This article was written collaboratively by Keith Underwood and Stacy Scramlin.
Selecting the proper cut of beef for the type of dinner you want can be a challenge. Many retail stores carry over 20 different beef cuts in the fresh meat retail case. The tremendous number of choices available to beef consumers offers a cut for any meal, but can also leave the most confident consumer puzzled as to the proper cut that should be purchased in order to make a great steak, fajitas, or old fashioned pot roast. Below is a guide to help you select the ideal beef cut for your occasion.

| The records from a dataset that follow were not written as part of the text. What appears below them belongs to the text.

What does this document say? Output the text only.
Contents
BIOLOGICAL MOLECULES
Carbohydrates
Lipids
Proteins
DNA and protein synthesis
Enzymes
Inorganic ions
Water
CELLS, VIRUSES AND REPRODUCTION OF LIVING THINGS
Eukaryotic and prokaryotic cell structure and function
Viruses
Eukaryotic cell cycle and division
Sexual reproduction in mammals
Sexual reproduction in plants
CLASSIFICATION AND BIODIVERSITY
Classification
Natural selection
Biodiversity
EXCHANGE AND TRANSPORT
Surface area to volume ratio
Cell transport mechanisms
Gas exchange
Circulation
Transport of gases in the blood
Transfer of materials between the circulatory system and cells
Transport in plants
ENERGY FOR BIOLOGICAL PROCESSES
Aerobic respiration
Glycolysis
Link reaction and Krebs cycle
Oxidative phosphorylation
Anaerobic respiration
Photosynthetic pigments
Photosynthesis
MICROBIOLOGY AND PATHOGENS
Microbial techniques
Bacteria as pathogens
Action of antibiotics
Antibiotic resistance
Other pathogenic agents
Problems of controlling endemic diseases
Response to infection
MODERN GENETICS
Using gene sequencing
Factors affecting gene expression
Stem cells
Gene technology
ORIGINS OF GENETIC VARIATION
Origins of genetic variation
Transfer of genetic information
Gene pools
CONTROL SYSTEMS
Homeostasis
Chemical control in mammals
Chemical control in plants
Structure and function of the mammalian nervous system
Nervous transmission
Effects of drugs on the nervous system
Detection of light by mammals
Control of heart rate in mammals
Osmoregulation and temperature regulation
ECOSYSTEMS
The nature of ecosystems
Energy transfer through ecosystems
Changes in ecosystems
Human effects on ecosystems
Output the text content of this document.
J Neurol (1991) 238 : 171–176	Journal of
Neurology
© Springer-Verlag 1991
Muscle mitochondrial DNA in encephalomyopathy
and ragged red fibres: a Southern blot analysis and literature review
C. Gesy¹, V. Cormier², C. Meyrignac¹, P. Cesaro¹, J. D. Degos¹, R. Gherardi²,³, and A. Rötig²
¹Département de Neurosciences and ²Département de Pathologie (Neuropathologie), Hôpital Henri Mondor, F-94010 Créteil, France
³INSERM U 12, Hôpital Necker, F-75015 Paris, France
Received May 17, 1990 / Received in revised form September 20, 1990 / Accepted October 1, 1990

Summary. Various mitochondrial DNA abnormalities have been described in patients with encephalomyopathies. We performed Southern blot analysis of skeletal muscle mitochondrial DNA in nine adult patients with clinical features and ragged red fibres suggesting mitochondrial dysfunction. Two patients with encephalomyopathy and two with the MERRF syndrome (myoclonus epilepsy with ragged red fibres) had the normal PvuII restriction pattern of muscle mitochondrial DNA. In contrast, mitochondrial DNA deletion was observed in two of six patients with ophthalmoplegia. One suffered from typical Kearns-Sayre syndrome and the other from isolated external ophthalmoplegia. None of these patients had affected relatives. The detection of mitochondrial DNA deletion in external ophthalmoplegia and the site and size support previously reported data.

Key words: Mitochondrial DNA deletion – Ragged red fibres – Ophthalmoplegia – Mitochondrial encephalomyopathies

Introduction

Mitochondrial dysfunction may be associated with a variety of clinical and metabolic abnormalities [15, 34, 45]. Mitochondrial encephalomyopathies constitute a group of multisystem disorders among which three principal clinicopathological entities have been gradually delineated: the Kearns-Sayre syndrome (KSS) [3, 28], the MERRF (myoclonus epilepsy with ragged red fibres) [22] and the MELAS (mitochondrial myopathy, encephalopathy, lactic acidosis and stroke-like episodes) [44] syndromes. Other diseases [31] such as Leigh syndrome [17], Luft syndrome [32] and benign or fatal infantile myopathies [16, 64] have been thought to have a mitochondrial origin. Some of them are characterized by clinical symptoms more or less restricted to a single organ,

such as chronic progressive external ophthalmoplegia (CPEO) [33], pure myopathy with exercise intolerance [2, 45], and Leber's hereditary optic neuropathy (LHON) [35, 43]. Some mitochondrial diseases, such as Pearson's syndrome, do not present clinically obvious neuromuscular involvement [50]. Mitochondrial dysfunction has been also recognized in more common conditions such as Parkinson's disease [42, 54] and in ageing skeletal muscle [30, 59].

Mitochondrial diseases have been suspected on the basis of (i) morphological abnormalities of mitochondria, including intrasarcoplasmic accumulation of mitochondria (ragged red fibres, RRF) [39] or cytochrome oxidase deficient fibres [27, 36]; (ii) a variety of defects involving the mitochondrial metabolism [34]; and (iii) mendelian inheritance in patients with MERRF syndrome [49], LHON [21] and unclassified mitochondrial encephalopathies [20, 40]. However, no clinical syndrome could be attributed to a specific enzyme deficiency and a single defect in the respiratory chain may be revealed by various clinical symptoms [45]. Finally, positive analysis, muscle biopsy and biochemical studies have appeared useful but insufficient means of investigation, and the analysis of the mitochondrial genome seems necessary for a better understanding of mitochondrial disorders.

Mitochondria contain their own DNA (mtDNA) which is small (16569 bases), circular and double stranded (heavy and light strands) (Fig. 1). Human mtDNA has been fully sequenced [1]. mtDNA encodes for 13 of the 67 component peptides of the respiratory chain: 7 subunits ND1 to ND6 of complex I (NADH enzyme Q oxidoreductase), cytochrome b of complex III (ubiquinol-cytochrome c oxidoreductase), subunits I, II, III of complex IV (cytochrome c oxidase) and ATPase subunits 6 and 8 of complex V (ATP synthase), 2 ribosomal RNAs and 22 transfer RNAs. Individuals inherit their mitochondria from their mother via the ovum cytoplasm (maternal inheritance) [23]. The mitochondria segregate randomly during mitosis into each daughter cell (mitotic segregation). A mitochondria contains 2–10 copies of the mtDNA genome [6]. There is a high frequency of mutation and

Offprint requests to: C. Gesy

- Steaks – Beef steaks offer a tender, flavorful eating experience for the consumer and are easy to prepare. The best steaks are typically from the rib and loin of the beef carcass. The most common beef steaks are the ribeye, New York strip, Kansas City strip, sirloin, top sirloin, tenderloin, and flat iron or top blade steak. There are some other steaks that are good but are relatively new which include the Delmonico steak, Denver Cut, and the tip steak. Another great option, if your retailer carries it, is the tri-tip. This can be cooked whole as a roast or sliced against the grain to make steaks. The suggested preparation method for steaks is high temperature (350-600°F) cooking such as grilling, broiling, pan frying. However, avoid these cookery methods with round steaks, chuck steaks, and eye of round steaks because it will result in a tough, dry steak.
- Roasts - Many great cuts from the round and chuck offer a more economical option than steaks. You will commonly find chuck roasts, arm roasts, blade roasts, ribs, bottom round roast, top round roast, eye of round roasts and briskets at grocery stores. Low temperature cooking with moist heat such as pot roasting, braising, stewing and barbequing is recommended for these cuts.
- Fajitas - Skirt steak, flank steak, and hanger steaks can be used fajitas or thinly sliced beef strips. These cuts are best when marinated and cooked at high temperatures (350-600°F) and then sliced thin against the grain of the steak.
- Kabobs – A common cut used for kabobs would be the sirloin. Pieces from the chuck or round may be used as well; however they usually need to be marinated to improve tenderness. These are typically grilled on skewers with your favorite vegetables.
If you are struggling with this decision please don’t be afraid to ask the person behind the meat counter as they work with these products every day and have knowledge of the beef they sell.